3. Turn your headlights on by turning the headlight wheel to the right one or two clicks.
4. Does everything light up?
If Not - Check your connections, check your polarities, and check that you haven't soldered two leads together.
Reminder: All of the LEDs have their positive polarity marked with a "K" next to them on my 2007 board out of my Xtreme. This made things much easier. On my 2005 board, there were no markings. Wiring the LEDs in backwards does not harm the PCB. They will simple fail to illuminate.
If They Do - Pat yourself on your back and move on to the next step.
Assemble the Gauge Cluster
1. Align the gauge face and the PCB.
2. Ensure your new LEDs are not too tall and prevent the needles' post from sticking out on the gauge face. If they do you can either go back and shorten your leads on your LED or do the following.
3. Once you have gauge face and PCB aligned, place the needles as close to zero as you can and gently press the needle back down. "Zero" being their calibrated starting point, not the actual number.
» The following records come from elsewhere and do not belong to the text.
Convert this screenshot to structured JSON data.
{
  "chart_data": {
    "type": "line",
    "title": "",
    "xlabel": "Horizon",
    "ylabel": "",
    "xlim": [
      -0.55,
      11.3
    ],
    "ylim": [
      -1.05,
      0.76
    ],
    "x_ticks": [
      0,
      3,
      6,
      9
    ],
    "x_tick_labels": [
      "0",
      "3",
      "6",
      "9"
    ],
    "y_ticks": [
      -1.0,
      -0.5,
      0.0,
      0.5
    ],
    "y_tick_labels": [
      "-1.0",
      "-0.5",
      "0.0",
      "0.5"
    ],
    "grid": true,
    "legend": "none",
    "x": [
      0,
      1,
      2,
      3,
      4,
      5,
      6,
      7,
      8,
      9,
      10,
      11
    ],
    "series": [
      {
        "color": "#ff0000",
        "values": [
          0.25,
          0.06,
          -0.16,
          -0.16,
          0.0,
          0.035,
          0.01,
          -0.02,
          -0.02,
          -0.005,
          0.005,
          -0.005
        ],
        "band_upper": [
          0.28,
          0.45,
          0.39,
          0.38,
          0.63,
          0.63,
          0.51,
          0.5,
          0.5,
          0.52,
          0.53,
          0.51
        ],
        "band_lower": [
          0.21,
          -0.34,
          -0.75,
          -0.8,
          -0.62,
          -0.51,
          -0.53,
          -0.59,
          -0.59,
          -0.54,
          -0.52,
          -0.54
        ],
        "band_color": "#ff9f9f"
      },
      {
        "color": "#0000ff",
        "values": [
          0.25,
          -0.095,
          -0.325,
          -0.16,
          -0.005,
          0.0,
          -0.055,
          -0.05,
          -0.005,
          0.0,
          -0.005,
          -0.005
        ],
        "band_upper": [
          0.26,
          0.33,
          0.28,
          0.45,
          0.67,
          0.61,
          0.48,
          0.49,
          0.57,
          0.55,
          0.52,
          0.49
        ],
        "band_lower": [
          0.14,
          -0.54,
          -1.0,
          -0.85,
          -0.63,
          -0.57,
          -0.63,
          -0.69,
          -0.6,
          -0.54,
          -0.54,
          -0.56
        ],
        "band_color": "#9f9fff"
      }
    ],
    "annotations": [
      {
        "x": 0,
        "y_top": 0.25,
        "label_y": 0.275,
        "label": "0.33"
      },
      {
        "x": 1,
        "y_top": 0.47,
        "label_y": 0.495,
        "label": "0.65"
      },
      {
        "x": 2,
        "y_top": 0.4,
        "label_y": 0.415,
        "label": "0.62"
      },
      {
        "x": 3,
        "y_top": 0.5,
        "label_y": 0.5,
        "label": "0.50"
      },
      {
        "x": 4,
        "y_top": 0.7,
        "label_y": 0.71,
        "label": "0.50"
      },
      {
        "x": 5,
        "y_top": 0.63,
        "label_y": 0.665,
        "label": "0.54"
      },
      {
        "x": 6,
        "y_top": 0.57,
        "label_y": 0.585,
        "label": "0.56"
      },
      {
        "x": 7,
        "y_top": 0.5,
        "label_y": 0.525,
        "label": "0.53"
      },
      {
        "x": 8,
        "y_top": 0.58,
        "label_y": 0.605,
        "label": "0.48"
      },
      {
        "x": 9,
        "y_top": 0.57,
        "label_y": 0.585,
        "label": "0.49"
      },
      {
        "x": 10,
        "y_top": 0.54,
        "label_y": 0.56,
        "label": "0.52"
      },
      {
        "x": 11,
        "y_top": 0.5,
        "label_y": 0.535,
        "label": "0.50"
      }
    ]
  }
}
4. Once you have placed them on the post check their tension. Do they slide easily or is there some resistance?
5. If there is some resistance chances are that the needles won't move once the vehicle is started. The only way to tell is to fire her up and drive her around the block (or down the street and back).
Note: To alleviate this problem, try not to press down to hard on the needle. Place it on the post and only press it down only a little bit. It worked for me.
Return the Gauge Cluster to the Dashboard
1. With the needles in place and zero'ed in, go ahead and place the gauge face back inside the plastic cover and return the black plastic back panel on top of that.
2. Screw all eight [8] torx in clockwise.
3. Return the gauge to the harness and screw all (4) four bolts clockwise.
4. Snap the gauge bezel back in place, paying attention to the bottom. Ensure the bottom slides behind the dash before snapping in the top.
DONE!
----------------
Project & durability update: (5 years later)
After having the green LEDs in for a few years I noticed that two on the left side of the gauge cluster would becoming dimly lit or would black out altogether. From my understanding this was due to a bad connection from the soldering breaking loose from the cluster's PCB, most likely from a cold solder. This is from rushing the process and not heating up the the entire solder past it's melting point.
On a happier note I traded in my '05 for an '07 Xtreme with an automatic transmission and will be updating the tutorial to reflect an automatic transmission gauge cluster.
Using a single color on the cluster prevents brighter colors of different shades from washing into each other. I was not impressed with using white on the information center. It caused the information center to display in purple.